But survival among patients transferred to these facilities after critical illness episode is poor
TUESDAY, June 8 (HealthDay News) -- Hospitalizing patients in long-term acute care hospitals after critical illness is an expensive but increasingly utilized option, according to research published in the June 9 issue of the Journal of the American Medical Association.
Jeremy M. Kahn, M.D., of the University of Pennsylvania in Philadelphia, and colleagues conducted a retrospective cohort study of Medicare beneficiary transfers to long-term acute care hospitals after an episode of critical illness. Measured outcomes were overall long-term acute care utilization, as well as the costs of care, and the survival rate after the transfer.
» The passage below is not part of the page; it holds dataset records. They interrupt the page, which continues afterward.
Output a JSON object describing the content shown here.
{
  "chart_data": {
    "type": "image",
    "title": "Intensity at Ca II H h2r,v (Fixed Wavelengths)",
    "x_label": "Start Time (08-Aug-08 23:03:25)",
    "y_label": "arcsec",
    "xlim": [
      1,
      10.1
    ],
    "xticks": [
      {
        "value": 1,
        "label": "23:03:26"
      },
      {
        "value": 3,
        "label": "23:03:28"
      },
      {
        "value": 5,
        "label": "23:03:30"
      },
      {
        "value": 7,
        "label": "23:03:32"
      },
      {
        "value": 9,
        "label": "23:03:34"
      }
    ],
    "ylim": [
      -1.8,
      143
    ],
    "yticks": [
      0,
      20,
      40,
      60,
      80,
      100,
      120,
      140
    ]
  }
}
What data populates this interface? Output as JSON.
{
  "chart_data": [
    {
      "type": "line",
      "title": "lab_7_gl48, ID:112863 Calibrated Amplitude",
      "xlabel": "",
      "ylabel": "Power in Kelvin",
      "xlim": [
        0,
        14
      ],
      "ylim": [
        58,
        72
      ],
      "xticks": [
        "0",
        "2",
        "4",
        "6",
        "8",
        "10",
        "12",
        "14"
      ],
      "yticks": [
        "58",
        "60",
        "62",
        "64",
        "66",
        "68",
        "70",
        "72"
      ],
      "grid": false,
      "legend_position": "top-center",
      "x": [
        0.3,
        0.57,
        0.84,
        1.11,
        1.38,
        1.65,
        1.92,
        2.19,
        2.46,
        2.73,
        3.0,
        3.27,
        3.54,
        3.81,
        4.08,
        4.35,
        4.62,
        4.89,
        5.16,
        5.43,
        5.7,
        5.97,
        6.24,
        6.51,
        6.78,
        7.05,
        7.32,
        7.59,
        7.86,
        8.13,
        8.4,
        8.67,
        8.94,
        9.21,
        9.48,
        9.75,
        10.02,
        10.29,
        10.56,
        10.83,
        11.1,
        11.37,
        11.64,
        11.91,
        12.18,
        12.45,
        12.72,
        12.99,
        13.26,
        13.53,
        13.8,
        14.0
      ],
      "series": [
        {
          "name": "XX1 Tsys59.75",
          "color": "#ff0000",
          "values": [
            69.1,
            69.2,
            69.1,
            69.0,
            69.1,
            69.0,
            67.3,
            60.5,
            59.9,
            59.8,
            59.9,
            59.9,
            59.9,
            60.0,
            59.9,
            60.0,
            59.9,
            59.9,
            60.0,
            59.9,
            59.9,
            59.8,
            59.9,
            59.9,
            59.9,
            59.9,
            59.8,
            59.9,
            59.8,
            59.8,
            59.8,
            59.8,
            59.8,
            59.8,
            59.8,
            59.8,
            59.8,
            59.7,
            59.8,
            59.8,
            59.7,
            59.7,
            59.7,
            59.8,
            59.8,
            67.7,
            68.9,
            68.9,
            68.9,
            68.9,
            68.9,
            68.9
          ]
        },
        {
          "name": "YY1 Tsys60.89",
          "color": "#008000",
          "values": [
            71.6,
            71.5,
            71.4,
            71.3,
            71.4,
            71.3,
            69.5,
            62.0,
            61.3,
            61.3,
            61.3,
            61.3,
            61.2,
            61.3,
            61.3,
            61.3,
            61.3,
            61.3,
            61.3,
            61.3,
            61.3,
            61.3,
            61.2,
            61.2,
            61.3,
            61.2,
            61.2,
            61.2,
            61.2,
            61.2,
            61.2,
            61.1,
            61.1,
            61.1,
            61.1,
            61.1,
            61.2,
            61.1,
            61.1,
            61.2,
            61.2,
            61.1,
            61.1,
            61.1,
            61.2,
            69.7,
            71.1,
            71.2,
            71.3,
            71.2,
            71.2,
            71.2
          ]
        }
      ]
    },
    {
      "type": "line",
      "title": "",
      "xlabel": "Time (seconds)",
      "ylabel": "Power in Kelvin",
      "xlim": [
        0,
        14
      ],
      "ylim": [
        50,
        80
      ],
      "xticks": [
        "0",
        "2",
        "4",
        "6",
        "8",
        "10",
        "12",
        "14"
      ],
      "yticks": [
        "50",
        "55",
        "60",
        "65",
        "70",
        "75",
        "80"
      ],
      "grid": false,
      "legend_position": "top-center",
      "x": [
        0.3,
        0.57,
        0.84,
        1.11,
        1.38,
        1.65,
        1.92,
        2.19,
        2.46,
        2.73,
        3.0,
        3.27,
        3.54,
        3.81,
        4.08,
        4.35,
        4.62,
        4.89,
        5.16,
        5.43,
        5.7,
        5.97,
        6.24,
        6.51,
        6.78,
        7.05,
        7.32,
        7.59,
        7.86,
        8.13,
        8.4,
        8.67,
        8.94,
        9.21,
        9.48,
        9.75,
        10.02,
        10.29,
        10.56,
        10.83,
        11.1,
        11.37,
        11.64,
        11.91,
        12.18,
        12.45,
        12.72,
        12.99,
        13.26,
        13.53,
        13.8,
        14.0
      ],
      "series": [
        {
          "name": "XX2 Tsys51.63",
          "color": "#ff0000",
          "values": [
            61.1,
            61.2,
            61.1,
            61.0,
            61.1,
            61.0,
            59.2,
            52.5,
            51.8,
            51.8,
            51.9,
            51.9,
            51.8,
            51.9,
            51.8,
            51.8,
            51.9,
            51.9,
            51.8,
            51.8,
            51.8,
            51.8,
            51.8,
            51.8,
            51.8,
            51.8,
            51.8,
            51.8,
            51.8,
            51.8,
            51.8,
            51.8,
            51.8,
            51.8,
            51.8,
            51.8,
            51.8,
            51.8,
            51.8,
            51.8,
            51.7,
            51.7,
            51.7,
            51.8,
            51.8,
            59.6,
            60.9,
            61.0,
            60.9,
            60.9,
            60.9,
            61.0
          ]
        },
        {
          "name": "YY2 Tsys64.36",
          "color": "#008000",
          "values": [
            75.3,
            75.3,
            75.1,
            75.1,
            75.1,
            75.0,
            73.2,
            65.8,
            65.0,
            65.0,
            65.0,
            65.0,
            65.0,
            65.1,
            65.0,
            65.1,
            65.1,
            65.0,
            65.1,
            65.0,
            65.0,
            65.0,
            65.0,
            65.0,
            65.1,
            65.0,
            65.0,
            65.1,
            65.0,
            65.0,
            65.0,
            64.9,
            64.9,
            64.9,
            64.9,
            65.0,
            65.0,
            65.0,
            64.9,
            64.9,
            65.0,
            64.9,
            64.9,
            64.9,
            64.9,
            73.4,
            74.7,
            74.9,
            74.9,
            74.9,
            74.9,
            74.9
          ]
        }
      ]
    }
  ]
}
The researchers found that the number of these hospitals increased from 192 in 1997 to 408 in 2006, while the number of admissions to them nearly tripled during the same period, from 13,732 to 40,353; the annual cost increased to $1.325 billion from $484 million. The population incidence (standardized for age) of admissions to these facilities increased from 38.1 to 99.7 per 100,000 over that time period, and the number of comorbidities per patient increased as well. One-year mortality after admission to a long-term acute care hospital was 52.2 percent in 2004 to 2006, compared with 50.7 percent in 1997 to 2000.
"Our results underscore the capability of the medical system to adopt new organizational innovations and highlight the need for a diverse program of comparative effectiveness research to determine the optimal organization of care for patients recovering from critical illness, including the best way to maximize survival and control costs for this high-risk patient group," the authors write.